Swiss pharmaceutical company Roche has secured the US Food and Drug Administration (FDA) approval for Vabysmo (faricimab) to treat three primary causes of vision loss.
Vabysmo is a bispecific antibody that targets and inhibits two signalling pathways linked to several vision-threatening retinal conditions.
It works by neutralising angiopoietin-2 (Ang-2) and vascular endothelial growth factor-A (VEGF-A), which contribute to vision loss by destabilising blood vessels.
Vabysmo 6.0mg in a single-dose prefilled syringe (PFS) is indicated for the treatment of neovascular age-related macular degeneration (nAMD), diabetic macular oedema (DME) and macular oedema following retinal vein occlusion (RVO).
The drug is already approved in over 95 countries worldwide, including the US, Japan, the UK and the European Union (EU) for people living with nAMD and DME.
It is the first and only bispecific antibody approved for the eye and has shown rapid and superior vision improvements and retinal drying in nAMD, DME and RVO, said the Swiss drugmaker.
Roche chief medical officer and global product development head Levi Garraway said: “We are pleased that the US FDA has approved the Vabysmo PFS for people living with neovascular age-related macular degeneration, diabetic macular oedema and retinal vein occlusion.
“While many retina specialists are already using Vabysmo as a first-line treatment, this new offering should make it even simpler to administer, thereby enhancing the treatment experience for both physicians and patients.”
Vabysmo PFS delivers the same medicine as the currently available Vabysmo vials in an alternative, ready-to-use format. Vabysmo will continue to be available in a 6.0 mg vial.
In a separate development, Roche has unveiled its plans to halt the Phase 2/3 SKYSCRAPER-06 study in non-small cell lung cancer (NSCLC) due to reduced efficacy in the interim analysis.

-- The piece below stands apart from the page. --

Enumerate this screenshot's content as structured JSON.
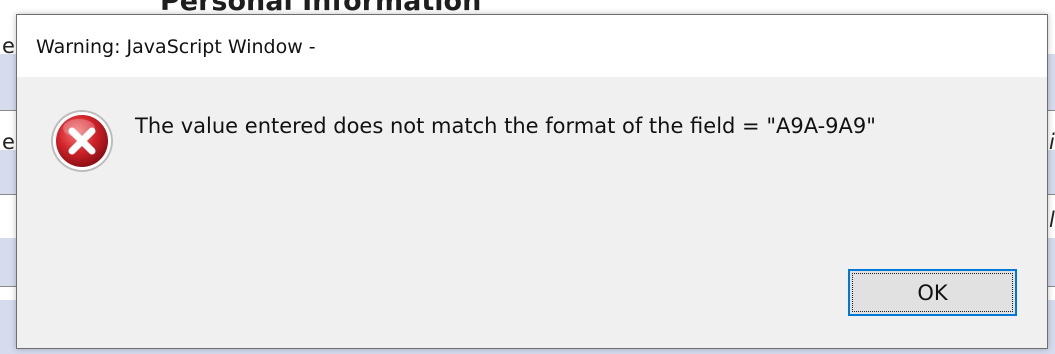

The Phase 2/3 study evaluated tiragolumab plus Tecentriq (atezolizumab) and chemotherapy compared to pembrolizumab and chemotherapy for the initial treatment of locally advanced unresectable or metastatic NSCLC.
The study did not meet its primary endpoints of progression-free survival (PFS) with a hazard ratio (HR) of 1.27 and overall survival (OS) with HR of 1.33, which was immature.
The Tecentriq combination showed reduced efficacy in both PFS and OS compared to the comparator arm in the intent-to-treat population, said the Swiss pharmaceutical firm.